16 Décembre
Les anges musiciens font incontestablement partie de l’iconographie de Noël et du concert céleste. Mais saviez-vous qu’ils n’apparurent qu’assez tardivement dans l’art chrétien ? En effet, les instruments, et notamment l’orgue, n’entrèrent dans les églises qu’à partir du XIIᵉ siècle, le clergé ayant longtemps entretenu une relation ambivalente avec la musique, considérée tantôt louange sublime surpassant les mots, tantôt domaine suspect de sensualité. Et ce, malgré l’invitation du Psaume 150 : « Louez-le [Dieu] en sonnant du cor, louez-le sur la harpe et la cithare ; louez-le par les cordes et les flûtes, louez-le par la danse et le tambour ! Louez-le par les cymbales sonores, louez-le par les cymbales triomphantes ! »

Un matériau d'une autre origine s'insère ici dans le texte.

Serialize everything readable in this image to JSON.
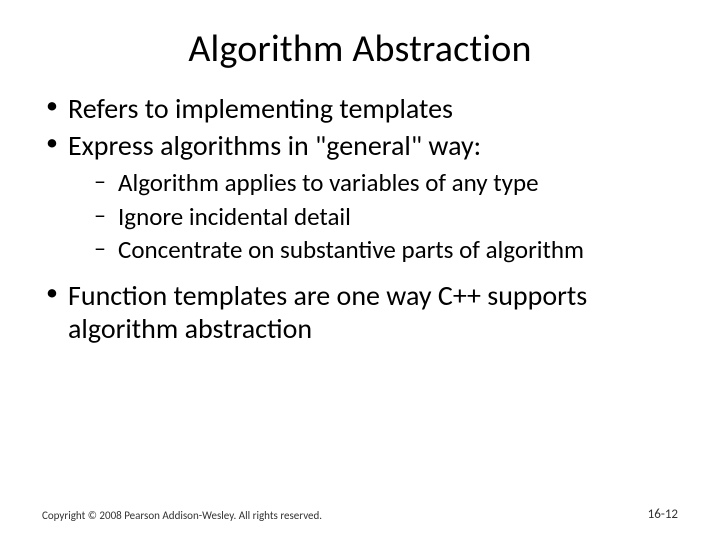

Cet ange jouant du luth est un fragment d’une fresque plus vaste réalisée par Melozzo da Forlì pour l’abside de la basilique des Saints-Apôtres à Rome. La composition d’ensemble était consacrée à l’Ascension du Christ. Détruite en 1711, il n’en subsiste aujourd’hui que quatorze fragments d’anges musiciens et d’apôtres, ainsi que la figure centrale du Christ triomphant, aujourd’hui conservée au Palais du Quirinal. Les anges musiciens, aujourd’hui répartis entre la Pinacothèque vaticane et le musée du Prado à Madrid, accompagnaient autrefois l’élévation du Christ.
Elève de Piero della Francesca, Melozzo da Forlì fut célébré parmi les artistes de la Renaissance italienne pour sa maîtrise de la perspective et du raccourci – un effet optique consistant à réduire la perspective pour prendre en compte le point de vue du spectateur. Et ce fragment révèle la virtuosité du peintre : l’ange, vu en contre-plongée, semble flotter, animé par une grâce sereine. Le peintre utilise une palette éclatante, combinant des couleurs complémentaires comme le vert et le rouge du manteau de l’ange, ou la chevelure dorée contrastant avec le fond bleu. Ce chromatisme lumineux, héritière de l’idéal florentin, rappelle les peintres de la génération précédente, comme Fra Angelico. Melozzo da Forlì y associe un modelé délicat des chairs et un sens du mouvement témoignant de sa pleine maturité artistique.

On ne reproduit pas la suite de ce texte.